Donahue soon began working as a radio announcer in Dayton, Ohio. He married a solid, down-to-earth Irish girl; they had “five kids within six years — until we finally gave ourselves permission to start using birth control.”

It was here, while “busing” his kids from a “nice suburban neighborhood” into Dayton’s inner city and while becoming increasingly caught up in the civil rights movement and the women’s movement and the anti-Vietnam War movement, that the former altar boy began to have his first grave doubts about the Catholic Church.

“We were in the middle of building a brand-new, $80,000 Church of the Incarnation in the suburbs,” Donahue says, “and I had begun doing a lot of shows on racism. And you didn’t have to be a genius to see that the Catholic Church was raising another generation of racists in our neighborhood.
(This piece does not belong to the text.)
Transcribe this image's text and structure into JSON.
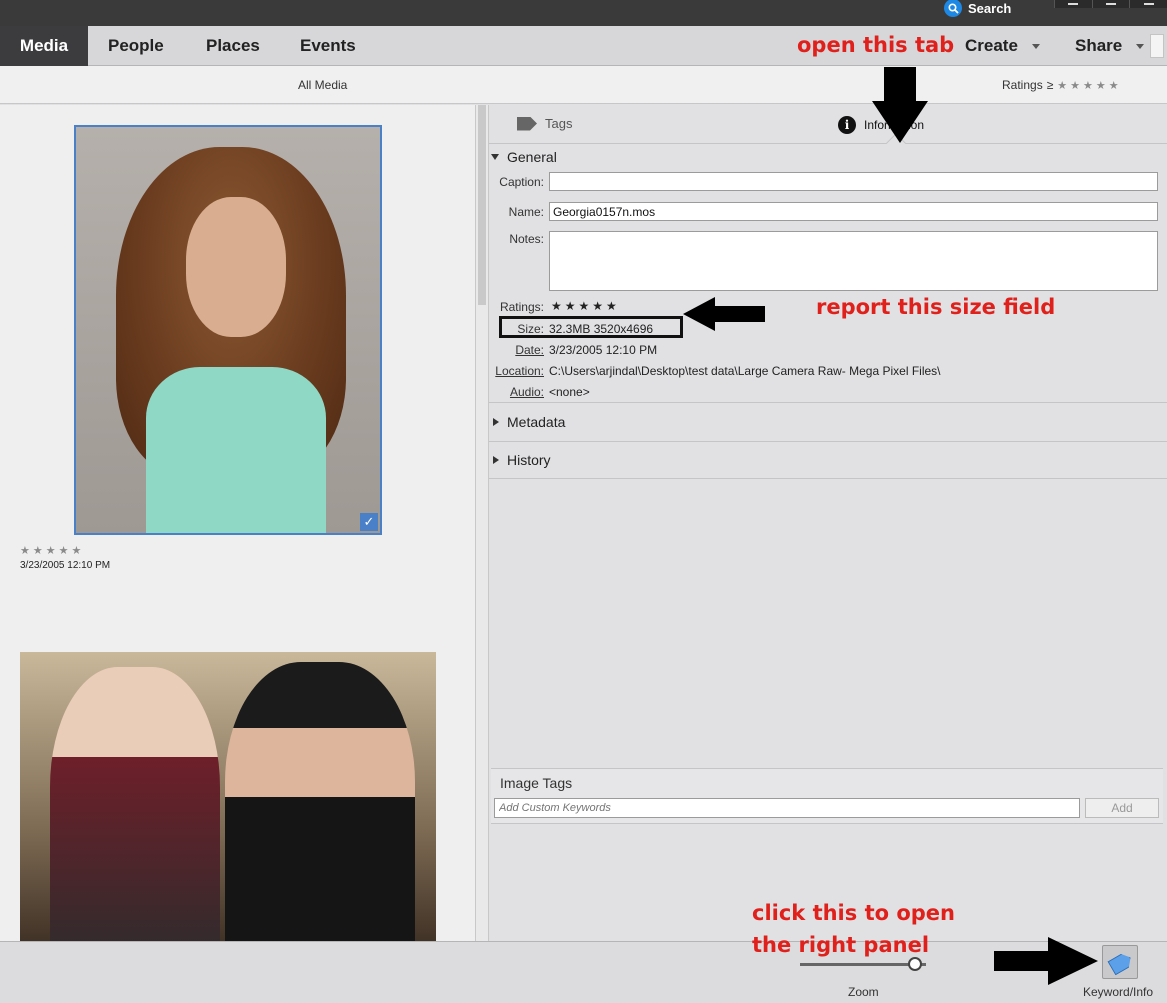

“All the teachers in the parochial schools were white; all the saints were white; the guardian angel who helped me over rickety bridges was white. God the Father was white, and the Holy Spirit was a white dove! Devil’s food cake is black, and angel’s food cake is white . . . but when we went to the bishop in Cincinnati about spending all these resources on a new church, he told us: “The poor you will always have with you.’”

Donahue started moving away from the church, no longer going to Mass every Sunday. “I guess it was another moment of realizing that there is no Santa Claus,” he says. “[M]y church was made up of finite, imperfect human beings, and I began to see the terrible sexism of the church, the way that it utilized the talents of women religious for its school system.

“Do you know that in the fifth grade I could serve Mass, and the nun who taught me was not allowed on the altar during the celebration? A church that was telling Catholic women to go back to the husband who was beating them….

“And while I was doing all those shows, I came to realize that ‘gayness’ is not a moral issue. It’s not a choice. You don’t wake up one morning at age 13 and say, ‘I think I’m gonna be gay!’ And if it isn’t a choice, how dare my church condemn me?

“To see the church hang onto this anachronistic, medieval, bigoted ideology — born, as all prejudice is, out of fear and ignorance — that’s a source of real concern to me.”


So there he is: Phil Donahue.

He spent all those years asking people questions on television. Now he’s asking them of the institutions that raised him, the institutions in which he once believed.

He thinks he has a right to the questions — in spite of the enormous success he’s enjoyed in America and the huge wealth he’s piled up. “When I’ve criticized Reagan in the past, people like Rush Limbaugh have said to me on the air: ‘How much money have you made during this period?’

“In other words, if you make money, you gotta shut up. And if you’re the beneficiary of a Catholic education which is the result of the lifelong sacrifices of brilliantly talented men and women who taught you, dare you criticize the church?

“But you know, I cannot be so humble as to shut up!”


Tom Nugent is a Baltimore-based freelance writer and author of Death at Buffalo Creek, published by W.W. Norton.